Pretty soon, the protest metastasized into something else:
School officials and students said Whiteside's protests attracted the attention of the Ku Klux Klan. She was joined outside the school by other men and women, some of whom were clad in white robes and carried Confederate flags and white-supremacist regalia.

Whiteside said she didn't organize any involvement with the KKK, adding that her concerns were being misconstrued by students and school officials as racially driven.

"That got out of hand," she said. "It wasn't a racial thing. It was about equal rights and fairness to all students."

But Farris said if anyone has made the issue a racial argument, it was Whiteside.

Bullitt Central students Charlie Johnson and Cayce Dever, both seniors and student government officers, agreed with Farris.

"I feel they were using the dress code to hit on something broader, and that's hate," Charlie said.

Cayce said that when she participated in a counterprotest last week with other students, including Charlie, she spoke with protesters standing with Whiteside and told them that federal law protected the Muslim students' cultural dress.

"They said I didn't understand because I didn't have white pride," Cayce said.

"I said, 'I have American pride.' "

Though the mother, Mrs.

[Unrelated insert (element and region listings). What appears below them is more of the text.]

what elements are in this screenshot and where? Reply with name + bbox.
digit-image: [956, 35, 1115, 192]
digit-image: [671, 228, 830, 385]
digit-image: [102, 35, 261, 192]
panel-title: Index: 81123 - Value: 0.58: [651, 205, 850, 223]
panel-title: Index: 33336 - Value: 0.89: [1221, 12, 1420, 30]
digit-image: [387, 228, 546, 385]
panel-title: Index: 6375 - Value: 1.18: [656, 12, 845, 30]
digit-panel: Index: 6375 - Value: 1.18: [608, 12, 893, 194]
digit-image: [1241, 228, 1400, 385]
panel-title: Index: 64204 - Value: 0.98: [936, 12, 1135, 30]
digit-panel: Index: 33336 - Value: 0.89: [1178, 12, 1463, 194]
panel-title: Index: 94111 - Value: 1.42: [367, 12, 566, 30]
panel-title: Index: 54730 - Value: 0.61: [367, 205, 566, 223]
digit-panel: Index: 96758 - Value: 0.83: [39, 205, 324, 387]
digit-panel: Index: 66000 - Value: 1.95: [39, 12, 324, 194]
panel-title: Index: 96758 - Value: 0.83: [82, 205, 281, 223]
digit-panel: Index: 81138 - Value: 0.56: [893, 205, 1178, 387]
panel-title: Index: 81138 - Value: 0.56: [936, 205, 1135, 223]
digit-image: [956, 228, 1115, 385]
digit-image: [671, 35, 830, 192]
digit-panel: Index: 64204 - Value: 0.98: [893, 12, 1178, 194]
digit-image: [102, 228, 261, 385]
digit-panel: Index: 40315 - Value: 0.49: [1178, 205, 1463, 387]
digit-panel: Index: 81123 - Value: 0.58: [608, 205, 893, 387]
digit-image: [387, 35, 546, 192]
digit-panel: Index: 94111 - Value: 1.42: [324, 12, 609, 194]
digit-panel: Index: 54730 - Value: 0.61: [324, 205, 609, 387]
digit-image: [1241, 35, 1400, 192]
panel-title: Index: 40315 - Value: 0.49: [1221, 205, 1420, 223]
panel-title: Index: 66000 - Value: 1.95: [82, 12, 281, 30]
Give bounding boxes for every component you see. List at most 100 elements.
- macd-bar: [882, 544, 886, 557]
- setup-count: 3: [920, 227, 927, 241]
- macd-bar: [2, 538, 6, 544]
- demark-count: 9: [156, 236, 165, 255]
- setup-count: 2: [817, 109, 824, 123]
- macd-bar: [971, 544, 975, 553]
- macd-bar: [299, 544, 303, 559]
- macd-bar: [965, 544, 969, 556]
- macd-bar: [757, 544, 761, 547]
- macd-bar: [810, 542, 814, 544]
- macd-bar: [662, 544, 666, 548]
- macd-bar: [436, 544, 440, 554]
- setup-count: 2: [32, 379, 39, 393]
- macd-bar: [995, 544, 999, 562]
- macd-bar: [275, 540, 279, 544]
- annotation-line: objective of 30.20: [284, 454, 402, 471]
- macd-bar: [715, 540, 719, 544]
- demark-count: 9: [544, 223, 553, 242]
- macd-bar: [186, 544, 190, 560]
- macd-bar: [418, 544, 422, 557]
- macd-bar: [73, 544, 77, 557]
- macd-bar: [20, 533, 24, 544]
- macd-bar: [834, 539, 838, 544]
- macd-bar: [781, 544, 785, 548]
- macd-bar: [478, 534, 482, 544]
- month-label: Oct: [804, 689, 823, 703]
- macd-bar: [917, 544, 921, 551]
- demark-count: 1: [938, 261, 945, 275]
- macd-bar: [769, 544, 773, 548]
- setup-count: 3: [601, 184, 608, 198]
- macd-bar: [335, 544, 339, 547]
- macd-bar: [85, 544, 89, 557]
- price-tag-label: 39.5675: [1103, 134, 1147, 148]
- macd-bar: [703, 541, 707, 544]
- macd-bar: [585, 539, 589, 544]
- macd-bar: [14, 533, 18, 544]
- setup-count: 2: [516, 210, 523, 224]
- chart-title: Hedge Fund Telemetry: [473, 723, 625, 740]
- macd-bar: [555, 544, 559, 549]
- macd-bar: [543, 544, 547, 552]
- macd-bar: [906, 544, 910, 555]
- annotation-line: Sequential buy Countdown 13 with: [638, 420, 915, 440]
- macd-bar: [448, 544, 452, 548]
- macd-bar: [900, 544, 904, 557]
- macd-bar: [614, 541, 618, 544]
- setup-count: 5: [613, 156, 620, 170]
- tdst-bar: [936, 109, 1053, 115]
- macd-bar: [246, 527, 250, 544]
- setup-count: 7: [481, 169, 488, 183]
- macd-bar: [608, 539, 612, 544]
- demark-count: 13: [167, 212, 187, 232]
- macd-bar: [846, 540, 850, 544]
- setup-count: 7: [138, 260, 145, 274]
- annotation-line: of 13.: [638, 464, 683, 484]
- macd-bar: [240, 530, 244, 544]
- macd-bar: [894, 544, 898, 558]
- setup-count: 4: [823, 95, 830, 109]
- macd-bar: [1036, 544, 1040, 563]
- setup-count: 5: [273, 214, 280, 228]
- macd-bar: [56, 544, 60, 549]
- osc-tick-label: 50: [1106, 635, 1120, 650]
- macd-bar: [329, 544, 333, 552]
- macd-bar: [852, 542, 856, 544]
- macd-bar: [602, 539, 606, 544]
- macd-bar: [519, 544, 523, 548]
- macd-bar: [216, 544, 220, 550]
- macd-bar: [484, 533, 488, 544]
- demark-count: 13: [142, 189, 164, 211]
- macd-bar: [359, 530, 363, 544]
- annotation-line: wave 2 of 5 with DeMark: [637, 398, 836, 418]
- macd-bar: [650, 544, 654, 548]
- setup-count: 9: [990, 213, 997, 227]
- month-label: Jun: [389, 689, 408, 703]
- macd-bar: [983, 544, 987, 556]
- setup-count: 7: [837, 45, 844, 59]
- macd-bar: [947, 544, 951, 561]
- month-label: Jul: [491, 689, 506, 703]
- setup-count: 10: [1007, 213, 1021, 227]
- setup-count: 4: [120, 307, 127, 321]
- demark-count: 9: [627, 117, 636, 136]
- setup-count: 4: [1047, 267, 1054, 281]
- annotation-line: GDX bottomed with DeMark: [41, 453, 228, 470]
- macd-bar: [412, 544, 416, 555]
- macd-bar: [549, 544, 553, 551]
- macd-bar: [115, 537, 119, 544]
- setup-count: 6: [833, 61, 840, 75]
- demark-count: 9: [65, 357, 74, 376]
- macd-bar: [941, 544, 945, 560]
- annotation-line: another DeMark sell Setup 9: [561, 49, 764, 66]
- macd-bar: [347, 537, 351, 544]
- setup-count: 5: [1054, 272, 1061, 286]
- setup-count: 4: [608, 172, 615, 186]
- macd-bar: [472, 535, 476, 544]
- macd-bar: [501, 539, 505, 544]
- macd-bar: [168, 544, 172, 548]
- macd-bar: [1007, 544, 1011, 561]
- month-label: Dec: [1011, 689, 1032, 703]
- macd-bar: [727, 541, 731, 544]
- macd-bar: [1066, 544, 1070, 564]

Whiteside, tried to distance herself from the Klan support, she went on to say that she intended to put together a petition urging "equal rights for everyone" -- suggesting, evidently, that ordinary white kids were being discriminated against. (Hmmmm ... where have we heard that before?)

As the other teens at the school point out, the hijabs are well within the spirit of the dress code, which is not intended to stop people from wearing clothes that are part of their religious beliefs -- which, in fact, would be in violation of federal codes. The dress codes are intended to enforce modesty in dress. Hijabs are nothing if not modest.

What Mrs. Whiteside's intent is, however, remains somewhat murkier.